In the nonfiction book, Roanoke, Solving the Mystery of the Lost Colony, author Lee Miller lays out a compelling case that the 115 Roanoke colonists were sabotaged by someone who didn’t want the venture to succeed. Who could that someone be? There were only a few men in the government powerful enough to pull off such a scheme. Lee Miller narrows it down to Walsingham, powerful member of the queen’s Privy Council. Walsingham despised the upstart Sir Walter Raleigh, who had become the queen’s favorite. If the colony had been a success, it would have been in a feather in Raleigh’s cap. If it failed, it would cast a pall over Raleigh’s career from which he might never recover.

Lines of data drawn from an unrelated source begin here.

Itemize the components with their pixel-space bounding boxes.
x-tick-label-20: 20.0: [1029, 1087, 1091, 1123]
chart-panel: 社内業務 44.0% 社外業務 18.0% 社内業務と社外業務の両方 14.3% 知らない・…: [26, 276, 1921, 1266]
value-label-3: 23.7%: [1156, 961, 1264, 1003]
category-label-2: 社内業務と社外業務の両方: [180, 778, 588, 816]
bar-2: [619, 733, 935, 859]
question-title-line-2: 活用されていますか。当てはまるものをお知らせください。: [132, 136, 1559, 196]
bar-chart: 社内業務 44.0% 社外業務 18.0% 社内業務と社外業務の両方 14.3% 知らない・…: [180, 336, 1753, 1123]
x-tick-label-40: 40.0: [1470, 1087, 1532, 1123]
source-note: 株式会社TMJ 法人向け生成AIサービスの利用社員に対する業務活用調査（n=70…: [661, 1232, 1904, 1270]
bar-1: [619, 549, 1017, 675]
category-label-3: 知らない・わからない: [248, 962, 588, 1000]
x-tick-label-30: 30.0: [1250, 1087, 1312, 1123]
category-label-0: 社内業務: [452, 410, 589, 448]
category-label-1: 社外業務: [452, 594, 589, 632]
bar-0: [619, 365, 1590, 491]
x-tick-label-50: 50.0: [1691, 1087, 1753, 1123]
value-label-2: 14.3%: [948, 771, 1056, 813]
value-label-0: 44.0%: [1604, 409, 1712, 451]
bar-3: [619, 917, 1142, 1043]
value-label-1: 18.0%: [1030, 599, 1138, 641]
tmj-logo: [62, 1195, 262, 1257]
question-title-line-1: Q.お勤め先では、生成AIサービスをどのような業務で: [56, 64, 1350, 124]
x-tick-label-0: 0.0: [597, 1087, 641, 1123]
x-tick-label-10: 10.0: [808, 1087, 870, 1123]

Several rescue attempts were launched to save the 115 colonists stranded on the inhospitable Roanoke Island, but all of them failed or were scuttled by co-conspirators who were in on the plot. The 115 colonists were left to die, to fade away, to succumb to disease and starvation. And why was their fate such a mystery over all the centuries? Why was the public left to believe that the colonists simply “disappeared?” They didn’t just disappear; they were sacrificed and then the truth was covered up. If the truth had been told, it would have been very bad publicity for colonization in the New World.
Roanoke, Solving the Mystery of the Lost Colony is a minutely and meticulously detailed account of the feckless and ill-advised Roanoke Colony, of the treachery and political machinations that made the venture the failure it was. The message is simple: powerful politicians will screw over anybody they can, will double-deal their way into hell, and then lie about it to make sure the truth is never known. Sound familiar?